The excerpt below was originally published on:
George Floyd's death was a wake-up call for Corporate America. Here's what has — and hasn't — changed
By Chauncey Alcorn, CNN Business
New York (CNN Business) - One year ago today, the world watched George Floyd's life slowly slip away under the knee of a Minneapolis police officer.
The outpouring of rage and empathy that followed shook the foundations of Corporate America in unprecedented ways, but experts say it's far too early to say whether the business world's pledged commitments to lasting social change will stand the test of time.
"Change was never going to happen overnight," said Rashad Robinson, president of Color of Change, a racial justice nonprofit that works with private companies. "So many of the corporations that spoke up have deep systemic challenges that can't be solved with a tweet, a statement, a diversity committee."

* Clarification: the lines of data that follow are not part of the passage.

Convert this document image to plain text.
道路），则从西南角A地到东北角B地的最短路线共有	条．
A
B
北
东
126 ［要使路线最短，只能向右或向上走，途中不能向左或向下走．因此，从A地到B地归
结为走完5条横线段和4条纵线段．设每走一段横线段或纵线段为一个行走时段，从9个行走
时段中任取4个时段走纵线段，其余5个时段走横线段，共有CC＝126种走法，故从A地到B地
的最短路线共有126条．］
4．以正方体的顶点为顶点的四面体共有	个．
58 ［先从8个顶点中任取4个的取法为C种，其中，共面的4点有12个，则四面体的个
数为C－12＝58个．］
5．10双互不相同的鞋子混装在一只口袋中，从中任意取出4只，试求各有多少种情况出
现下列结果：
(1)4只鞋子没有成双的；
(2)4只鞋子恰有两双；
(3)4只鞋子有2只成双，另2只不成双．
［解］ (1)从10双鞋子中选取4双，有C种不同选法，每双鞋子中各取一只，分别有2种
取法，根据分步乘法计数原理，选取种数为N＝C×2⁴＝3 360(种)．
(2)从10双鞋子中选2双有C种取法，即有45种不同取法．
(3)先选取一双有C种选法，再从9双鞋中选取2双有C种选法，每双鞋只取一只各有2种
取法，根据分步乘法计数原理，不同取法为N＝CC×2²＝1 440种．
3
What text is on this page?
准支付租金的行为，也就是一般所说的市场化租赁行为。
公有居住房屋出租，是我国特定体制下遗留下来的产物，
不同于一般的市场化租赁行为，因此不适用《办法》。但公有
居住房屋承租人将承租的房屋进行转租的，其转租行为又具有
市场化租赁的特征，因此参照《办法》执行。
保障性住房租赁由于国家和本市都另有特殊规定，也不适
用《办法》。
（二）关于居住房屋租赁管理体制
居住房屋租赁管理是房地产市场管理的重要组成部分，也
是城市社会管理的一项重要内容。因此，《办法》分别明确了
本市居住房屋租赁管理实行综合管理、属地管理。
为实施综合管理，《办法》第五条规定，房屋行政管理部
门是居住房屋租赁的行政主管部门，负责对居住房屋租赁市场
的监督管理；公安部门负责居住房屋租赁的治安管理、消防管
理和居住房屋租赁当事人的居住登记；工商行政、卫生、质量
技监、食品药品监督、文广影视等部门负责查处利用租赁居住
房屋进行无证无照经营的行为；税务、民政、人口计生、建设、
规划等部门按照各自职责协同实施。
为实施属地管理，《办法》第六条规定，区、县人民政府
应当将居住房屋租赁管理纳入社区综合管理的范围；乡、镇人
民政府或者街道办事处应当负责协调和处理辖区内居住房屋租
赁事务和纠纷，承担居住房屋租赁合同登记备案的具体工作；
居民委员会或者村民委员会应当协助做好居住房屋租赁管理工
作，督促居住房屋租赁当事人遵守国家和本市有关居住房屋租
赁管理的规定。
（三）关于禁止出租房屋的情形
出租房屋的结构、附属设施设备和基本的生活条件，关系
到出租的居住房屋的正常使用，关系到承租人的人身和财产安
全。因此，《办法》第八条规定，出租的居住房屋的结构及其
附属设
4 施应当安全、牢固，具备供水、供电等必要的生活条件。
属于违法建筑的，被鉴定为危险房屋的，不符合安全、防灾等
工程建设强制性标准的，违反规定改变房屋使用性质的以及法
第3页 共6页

Floyd's murder changed Black Lives Matter from a controversial social justice movement to an almost ubiquitous corporate mantra virtually overnight. Fortune 1000 companies poured billions of dollars into programs designed to address systemic racism and committed to fulfilling quantifiable racial hiring quotas after decades of resisting them.

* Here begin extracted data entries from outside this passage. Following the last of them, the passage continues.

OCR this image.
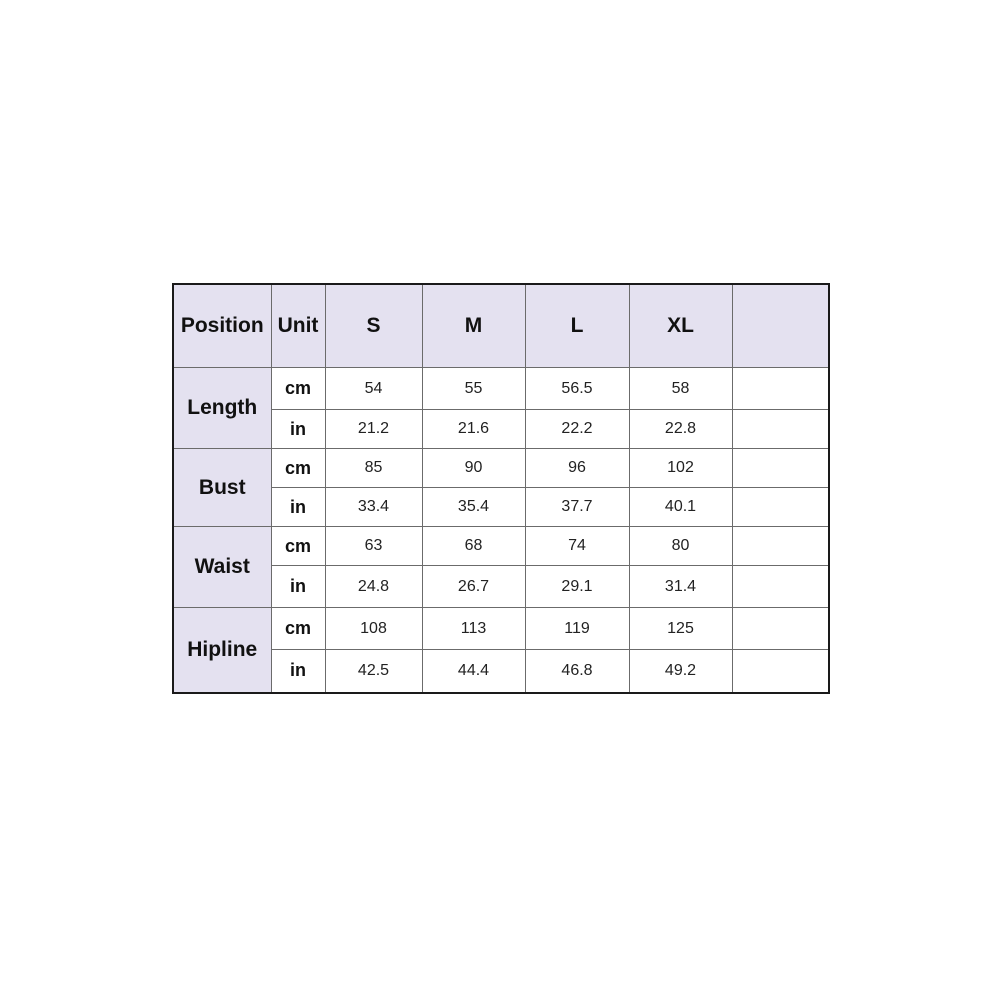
Position	Unit	S	M	L	XL	
Length	cm	54	55	56.5	58	
	in	21.2	21.6	22.2	22.8	
Bust	cm	85	90	96	102	
	in	33.4	35.4	37.7	40.1	
Waist	cm	63	68	74	80	
	in	24.8	26.7	29.1	31.4	
Hipline	cm	108	113	119	125	
	in	42.5	44.4	46.8	49.2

In June, Reddit appointed Y Combinator Managing Director Michael Siebel to replace its co-founder, Alexis Ohanian, on the company's board after Ohanian resigned and requested to be replaced by a Black person. In October, JPMorgan Chase committed to invest $30 billion to promote racial equity over the next five years. Bank of America, Citi and Goldman Sachs made similar, billion dollar pledges.

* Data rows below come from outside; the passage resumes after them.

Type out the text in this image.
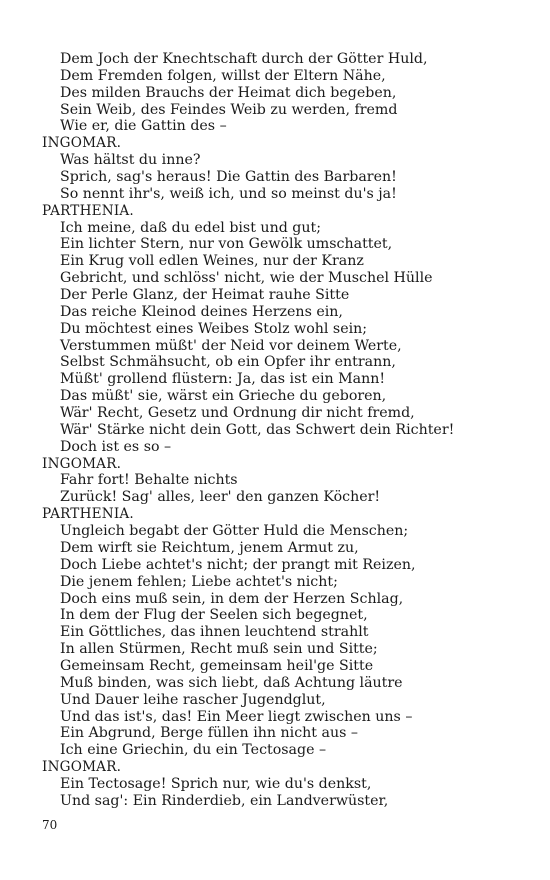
Dem Joch der Knechtschaft durch der Götter Huld,
Dem Fremden folgen, willst der Eltern Nähe,
Des milden Brauchs der Heimat dich begeben,
Sein Weib, des Feindes Weib zu werden, fremd
Wie er, die Gattin des –
INGOMAR.
Was hältst du inne?
Sprich, sag's heraus! Die Gattin des Barbaren!
So nennt ihr's, weiß ich, und so meinst du's ja!
PARTHENIA.
Ich meine, daß du edel bist und gut;
Ein lichter Stern, nur von Gewölk umschattet,
Ein Krug voll edlen Weines, nur der Kranz
Gebricht, und schlöss' nicht, wie der Muschel Hülle
Der Perle Glanz, der Heimat rauhe Sitte
Das reiche Kleinod deines Herzens ein,
Du möchtest eines Weibes Stolz wohl sein;
Verstummen müßt' der Neid vor deinem Werte,
Selbst Schmähsucht, ob ein Opfer ihr entrann,
Müßt' grollend flüstern: Ja, das ist ein Mann!
Das müßt' sie, wärst ein Grieche du geboren,
Wär' Recht, Gesetz und Ordnung dir nicht fremd,
Wär' Stärke nicht dein Gott, das Schwert dein Richter!
Doch ist es so –
INGOMAR.
Fahr fort! Behalte nichts
Zurück! Sag' alles, leer' den ganzen Köcher!
PARTHENIA.
Ungleich begabt der Götter Huld die Menschen;
Dem wirft sie Reichtum, jenem Armut zu,
Doch Liebe achtet's nicht; der prangt mit Reizen,
Die jenem fehlen; Liebe achtet's nicht;
Doch eins muß sein, in dem der Herzen Schlag,
In dem der Flug der Seelen sich begegnet,
Ein Göttliches, das ihnen leuchtend strahlt
In allen Stürmen, Recht muß sein und Sitte;
Gemeinsam Recht, gemeinsam heil'ge Sitte
Muß binden, was sich liebt, daß Achtung läutre
Und Dauer leihe rascher Jugendglut,
Und das ist's, das! Ein Meer liegt zwischen uns –
Ein Abgrund, Berge füllen ihn nicht aus –
Ich eine Griechin, du ein Tectosage –
INGOMAR.
Ein Tectosage! Sprich nur, wie du's denkst,
Und sag': Ein Rinderdieb, ein Landverwüster,
70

The Local Initiatives Support Corporation, the nation's largest community development financial institution, says it set a new fundraising record last year, enabling it to invest $2 billion into historically undeserved communities, both rural and urban.
“We raised probably two and a half times what we've raised in other years,” said Beth Marcus, EVP of resource development for LISC. “We saw Corporate America step up in some unprecedented ways. We were able to make grants to 12,000 small businesses. More than 80% of those are owned by minority individuals.”
A steep hill to climb
But Marcus said it will take much more than one year of funding to have a lasting impact on America's racial wealth disparities. A Brookings Institute study published in December estimated it would cost more than $10 trillion to close the racial wealth gap between Black and White US households.